Asked whether he'll be out in the Navy, he says, "I'm gonna be myself ... I'm gonna be out and open."
Around the nation
Tuesday morning, messages heralding the appeal were filling inboxes. From local gay organizations to U.S. Sen. Mark Udall, everyone wanted a piece of the celebratory action.
President Barack Obama's campaign manager put "It's finally over" in the subject line of his e-mail, which included a video of gay and lesbian former and current service members talking about how difficult it was to serve while leading "second lives." Many of the discharged ones wanted to re-enlist — a point the video painted with teary-eyed patriotism.
The clip didn't mention that none of the 14,000 or so men and women discharged under DADT will be given preference in re-enlisting.

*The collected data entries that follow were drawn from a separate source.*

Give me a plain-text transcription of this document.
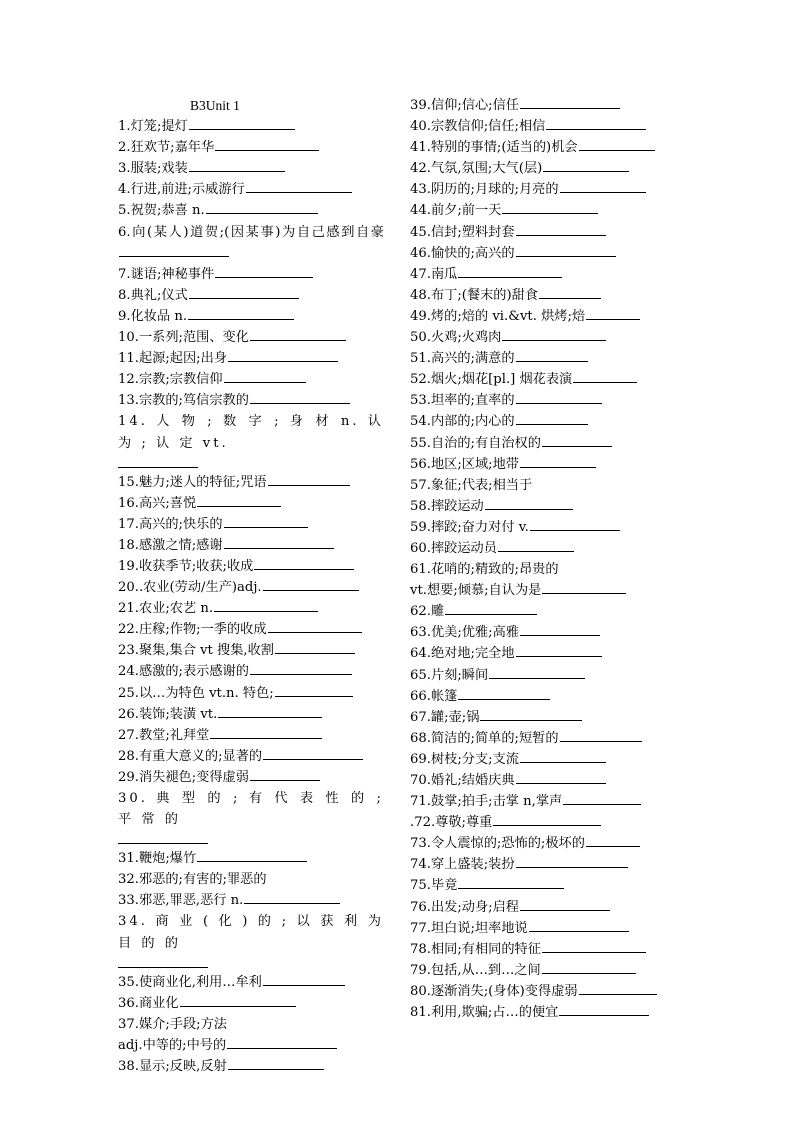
B3Unit 1
1.灯笼;提灯
2.狂欢节;嘉年华
3.服装;戏装
4.行进,前进;示威游行
5.祝贺;恭喜 n.
6.向(某人)道贺;(因某事)为自己感到自豪
7.谜语;神秘事件
8.典礼;仪式
9.化妆品 n.
10.一系列;范围、变化
11.起源;起因;出身
12.宗教;宗教信仰
13.宗教的;笃信宗教的
14. 人 物 ; 数 字 ; 身 材 n. 认 为 ; 认 定 vt.
15.魅力;迷人的特征;咒语
16.高兴;喜悦
17.高兴的;快乐的
18.感激之情;感谢
19.收获季节;收获;收成
20..农业(劳动/生产)adj.
21.农业;农艺 n.
22.庄稼;作物;一季的收成
23.聚集,集合 vt 搜集,收割
24.感激的;表示感谢的
25.以…为特色 vt.n. 特色;
26.装饰;装潢 vt.
27.教堂;礼拜堂
28.有重大意义的;显著的
29.消失褪色;变得虚弱
30. 典 型 的 ; 有 代 表 性 的 ; 平 常 的
31.鞭炮;爆竹
32.邪恶的;有害的;罪恶的
33.邪恶,罪恶,恶行 n.
34. 商 业 ( 化 ) 的 ; 以 获 利 为 目 的 的
35.使商业化,利用…牟利
36.商业化
37.媒介;手段;方法
adj.中等的;中号的
38.显示;反映,反射
39.信仰;信心;信任
40.宗教信仰;信任;相信
41.特别的事情;(适当的)机会
42.气氛,氛围;大气(层)
43.阴历的;月球的;月亮的
44.前夕;前一天
45.信封;塑料封套
46.愉快的;高兴的
47.南瓜
48.布丁;(餐末的)甜食
49.烤的;焙的 vi.&vt. 烘烤;焙
50.火鸡;火鸡肉
51.高兴的;满意的
52.烟火;烟花[pl.] 烟花表演
53.坦率的;直率的
54.内部的;内心的
55.自治的;有自治权的
56.地区;区域;地带
57.象征;代表;相当于
58.摔跤运动
59.摔跤;奋力对付 v.
60.摔跤运动员
61.花哨的;精致的;昂贵的
vt.想要;倾慕;自认为是
62.雕
63.优美;优雅;高雅
64.绝对地;完全地
65.片刻;瞬间
66.帐篷
67.罐;壶;锅
68.简洁的;简单的;短暂的
69.树枝;分支;支流
70.婚礼;结婚庆典
71.鼓掌;拍手;击掌 n,掌声
.72.尊敬;尊重
73.令人震惊的;恐怖的;极坏的
74.穿上盛装;装扮
75.毕竟
76.出发;动身;启程
77.坦白说;坦率地说
78.相同;有相同的特征
79.包括,从…到…之间
80.逐渐消失;(身体)变得虚弱
81.利用,欺骗;占…的便宜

Obama's campaign certainly wasn't alone in focusing on the positive. OutServe, for instance, publicized a recently conducted a survey of its membership, all gay and lesbian service members, on its website.
Among 533 responders, a whopping 78 percent indicated they were already "out" to at least some people in their unit. Two-thirds said they would "definitely" or "likely would" take their partner to a unit event — roughly the same number who expected colleagues to treat them with "universal" or "general" respect.
Elsewhere online were tales of long-delayed same-sex weddings and heartfelt accounts of service members coming out.
One such story was collected on a Twitter chain set up by Udall. A linked video shows a nervous young soldier calling his father in Alabama to admit that he's gay.
"Do you still love me?" the young man asks, his voice shaky.
"I still love you, son. ... It doesn't change our relationship," his father's voice says over the phone.
"You hear me? It doesn't change our relationship."
Across the country, men and women are waiting to see if the same will hold true with their comrades in arms. That is, if they choose to tell them.